For these two galley-slaves of _chic_, the winter passed in this manner,
as fatiguing as months of penal servitude, and they went none too soon,
when the summer arrived, to breathe the sea air or enjoy the sunshine of
the country, in order to restore their frames, wan, worn-out, seedy and
"gruelled," as Sabine Marsy said, when she recalled her connection with
the artists.
"Ah! how much better I like my home!" thought Madame Vaudrey.
Sabine and Madame Gerson, with the wives of the ministers, those of the
chiefs of departments, and the regular visitors, were the most assiduous
in their attentions to Adrienne, whom they considered decidedly
provincial.
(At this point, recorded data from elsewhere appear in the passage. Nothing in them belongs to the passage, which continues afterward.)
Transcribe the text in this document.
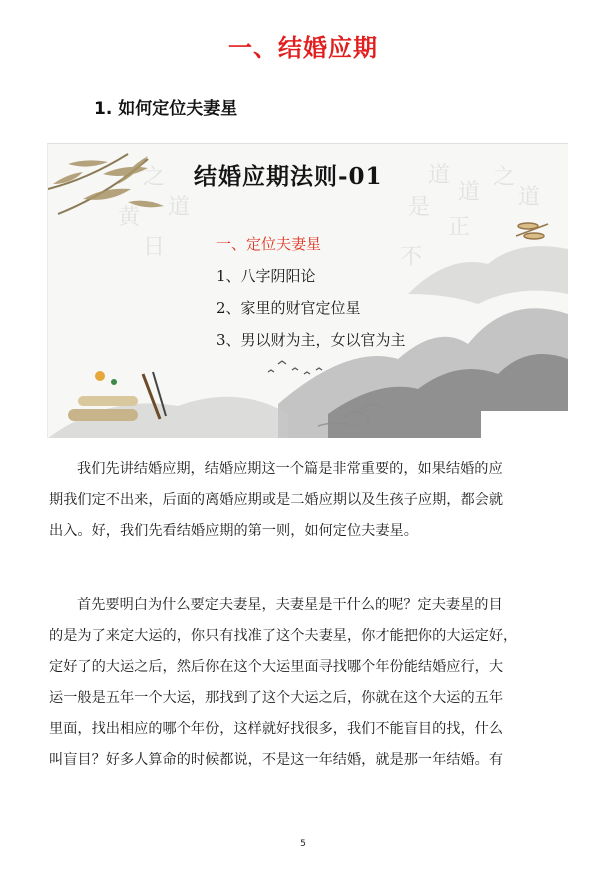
一、结婚应期
1. 如何定位夫妻星
之
道
黄
道
道
之
道
正
不
日
是
结婚应期法则-01
一、定位夫妻星
1、八字阴阳论
2、家里的财官定位星
3、男以财为主，女以官为主
我们先讲结婚应期，结婚应期这一个篇是非常重要的，如果结婚的应
期我们定不出来，后面的离婚应期或是二婚应期以及生孩子应期，都会就
出入。好，我们先看结婚应期的第一则，如何定位夫妻星。
首先要明白为什么要定夫妻星，夫妻星是干什么的呢？定夫妻星的目
的是为了来定大运的，你只有找准了这个夫妻星，你才能把你的大运定好，
定好了的大运之后，然后你在这个大运里面寻找哪个年份能结婚应行，大
运一般是五年一个大运，那找到了这个大运之后，你就在这个大运的五年
里面，找出相应的哪个年份，这样就好找很多，我们不能盲目的找，什么
叫盲目？好多人算命的时候都说，不是这一年结婚，就是那一年结婚。有
5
She, stupefied, was alarmed by these Parisian bustlers, that
resembled machines in running order, jabbering away as music-boxes play.
"Do they tire you?" said Guy de Lissac to her bluntly one evening,
succumbing to a feeling of pity for this pensive young woman,--who was a
hundred times prettier than Madame Gerson, whose beauty was so highly
extolled in the journals,--this minister's wife, who voluntarily kept
herself in the background with a timidity that betrayed no awkwardness,
but was in every way attractive, especially to a man about town like
Guy.
"They do not tire me, they upset me," Adrienne replied.
"Ah! they are in full _go_, as it is called. An express train. But they
amuse themselves so much that they have not even time to smile.